Show that the default for the R histogram hist
function is right-inclusive bins. Show how to make the hist
function use left-inclusive bins.
Answer: Use R to define the dataset vector x and the vector of breakpoints for the histogram:
> x <- c(0.5, 0.5, 0.5, 1, 1.5, 1.5, 1.5)
> x
[1] 0.5 0.5 0.5 1.0 1.5 1.5 1.5
> b <- c(0, 1, 2)
> b
[1] 0 1 2
Now create the histogram with bins 0 to 1 and 1 to 2 using the
breakpoints vector c(0, 1, 2):
> hist(x, breaks=b)
Here is the histogram:
This histogram shows that the data point 1 is included in the left bin,
because the histogram bins are right inclusive: (0, 1], (1, 2]. To make
the histogram bins left inclusive (like SPSS, SAS, Minitab, and Python,
set the right argument to FALSE:
hist(x, breaks=c(0, 1, 2), right=FALSE)
Now this histogram is created:
This shows that the bins are [0, 1), [1, 2), which are left inclusive.
Show that when the histogram bins are all the same width, the height of the
bars is the count or frequency in each bin.
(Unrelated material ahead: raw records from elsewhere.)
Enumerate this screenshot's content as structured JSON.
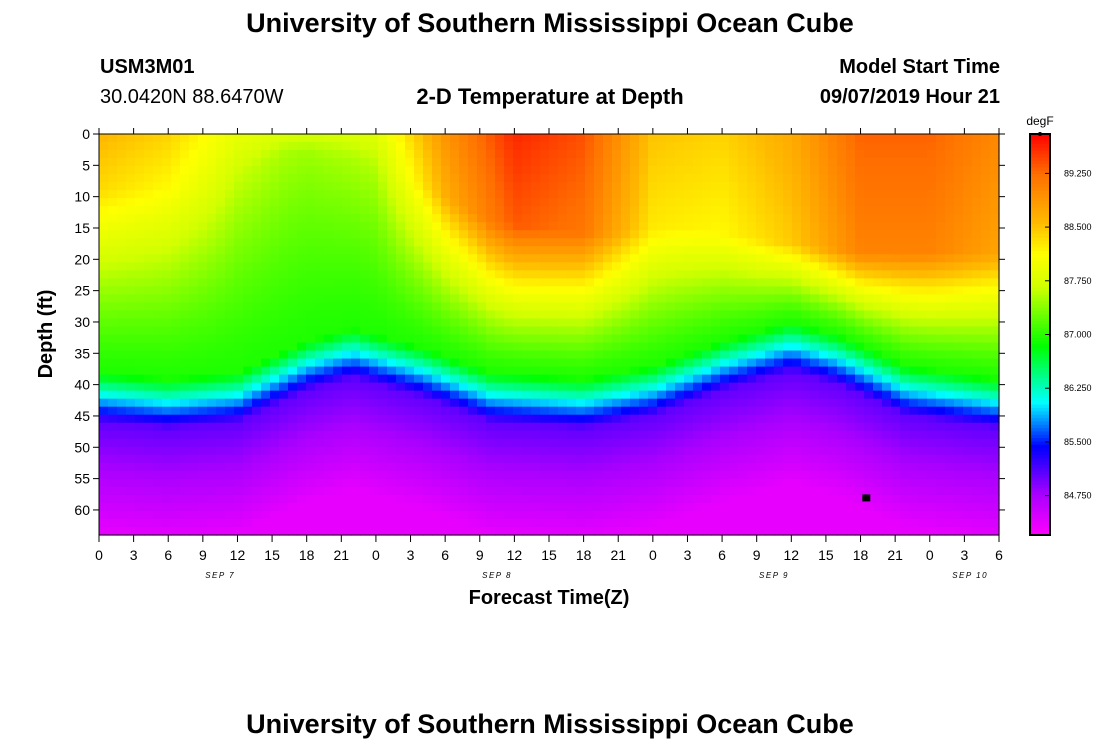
{
  "page": {
    "title_top": "University of Southern Mississippi Ocean Cube",
    "title_bottom": "University of Southern Mississippi Ocean Cube",
    "station_id": "USM3M01",
    "coordinates": "30.0420N 88.6470W",
    "product": "2-D Temperature at Depth",
    "start_label": "Model Start Time",
    "start_value": "09/07/2019 Hour 21"
  },
  "chart_data": {
    "type": "heatmap",
    "title": "2-D Temperature at Depth",
    "xlabel": "Forecast Time(Z)",
    "ylabel": "Depth (ft)",
    "x_ticks": [
      "0",
      "3",
      "6",
      "9",
      "12",
      "15",
      "18",
      "21",
      "0",
      "3",
      "6",
      "9",
      "12",
      "15",
      "18",
      "21",
      "0",
      "3",
      "6",
      "9",
      "12",
      "15",
      "18",
      "21",
      "0",
      "3",
      "6"
    ],
    "x_range_hours": [
      0,
      78
    ],
    "date_labels": [
      {
        "label": "SEP 7",
        "hour": 10.5
      },
      {
        "label": "SEP 8",
        "hour": 34.5
      },
      {
        "label": "SEP 9",
        "hour": 58.5
      },
      {
        "label": "SEP 10",
        "hour": 75.5
      }
    ],
    "y_ticks": [
      0,
      5,
      10,
      15,
      20,
      25,
      30,
      35,
      40,
      45,
      50,
      55,
      60
    ],
    "y_range": [
      0,
      64
    ],
    "colorbar": {
      "unit": "degF",
      "range": [
        84.2,
        89.8
      ],
      "tick_values": [
        89.25,
        88.5,
        87.75,
        87.0,
        86.25,
        85.5,
        84.75
      ],
      "tick_labels": [
        "89.250",
        "88.500",
        "87.750",
        "87.000",
        "86.250",
        "85.500",
        "84.750"
      ]
    },
    "thermocline_depth_ft": [
      {
        "hour": 0,
        "depth": 44
      },
      {
        "hour": 6,
        "depth": 45
      },
      {
        "hour": 12,
        "depth": 44
      },
      {
        "hour": 18,
        "depth": 39
      },
      {
        "hour": 22,
        "depth": 37
      },
      {
        "hour": 28,
        "depth": 40
      },
      {
        "hour": 34,
        "depth": 44
      },
      {
        "hour": 42,
        "depth": 45
      },
      {
        "hour": 48,
        "depth": 43
      },
      {
        "hour": 54,
        "depth": 39
      },
      {
        "hour": 60,
        "depth": 36
      },
      {
        "hour": 64,
        "depth": 38
      },
      {
        "hour": 70,
        "depth": 43
      },
      {
        "hour": 78,
        "depth": 45
      }
    ],
    "surface_temperature_degF": [
      {
        "hour": 0,
        "temp": 88.6
      },
      {
        "hour": 6,
        "temp": 88.4
      },
      {
        "hour": 12,
        "temp": 87.9
      },
      {
        "hour": 18,
        "temp": 87.7
      },
      {
        "hour": 24,
        "temp": 87.8
      },
      {
        "hour": 30,
        "temp": 88.9
      },
      {
        "hour": 36,
        "temp": 89.6
      },
      {
        "hour": 42,
        "temp": 89.4
      },
      {
        "hour": 48,
        "temp": 88.5
      },
      {
        "hour": 54,
        "temp": 88.4
      },
      {
        "hour": 60,
        "temp": 88.7
      },
      {
        "hour": 66,
        "temp": 89.3
      },
      {
        "hour": 72,
        "temp": 89.3
      },
      {
        "hour": 78,
        "temp": 89.0
      }
    ],
    "mixed_layer_depth_ft": [
      {
        "hour": 0,
        "depth": 9
      },
      {
        "hour": 10,
        "depth": 8
      },
      {
        "hour": 16,
        "depth": 3
      },
      {
        "hour": 22,
        "depth": 4
      },
      {
        "hour": 28,
        "depth": 8
      },
      {
        "hour": 34,
        "depth": 14
      },
      {
        "hour": 42,
        "depth": 16
      },
      {
        "hour": 50,
        "depth": 15
      },
      {
        "hour": 58,
        "depth": 17
      },
      {
        "hour": 66,
        "depth": 19
      },
      {
        "hour": 78,
        "depth": 19
      }
    ],
    "station_marker": {
      "hour": 66.5,
      "depth": 58
    }
  }
}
However, when the widths of the bins
are not equal, the vertical axis represents a density, with the vertical axis
being Percent per Horizontal Unit.
In the second case, the area of the bar represents the percentage of
observations in that bin.
Answer: Create one histogram with equal bin widths: [0, 1], (1, 2], and another
histogram with unequal bin widths:
> x <- c(0.5, 0.5, 0.5, 1.5, 1.5)
> b1 <- c(0, 1, 2)
> b2 <- c(0, 1, 4)
> hist(x, breaks=b1, main="Equal Width Bins")
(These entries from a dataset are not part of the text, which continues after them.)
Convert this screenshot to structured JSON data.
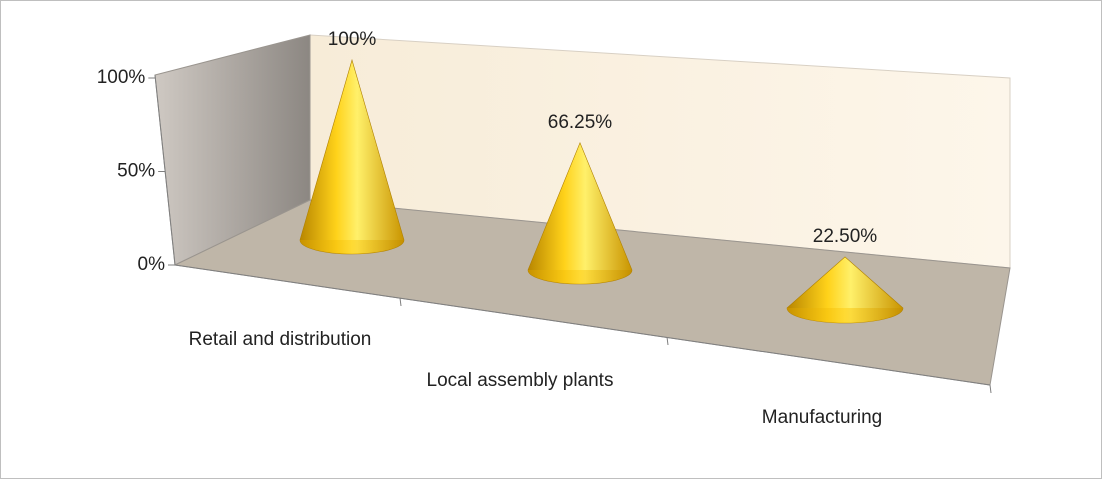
{
  "chart_data": {
    "type": "cone",
    "categories": [
      "Retail and distribution",
      "Local assembly plants",
      "Manufacturing"
    ],
    "values": [
      100,
      66.25,
      22.5
    ],
    "value_labels": [
      "100%",
      "66.25%",
      "22.50%"
    ],
    "color": "#f2c200",
    "ylim": [
      0,
      100
    ],
    "yticks": [
      {
        "value": 0,
        "label": "0%"
      },
      {
        "value": 50,
        "label": "50%"
      },
      {
        "value": 100,
        "label": "100%"
      }
    ]
  }
}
> hist(x, breaks=b2, main="Unequal Width Bins")
The resulting histograms:
For the Equal Width Bins histogram, the vertical axis label is Frequency
and the vertical units are the counts in each bin; for the
Unequal Bin Widths histogram, the vertical label is Density and
the vertical units are fraction of observations per horizontal unit.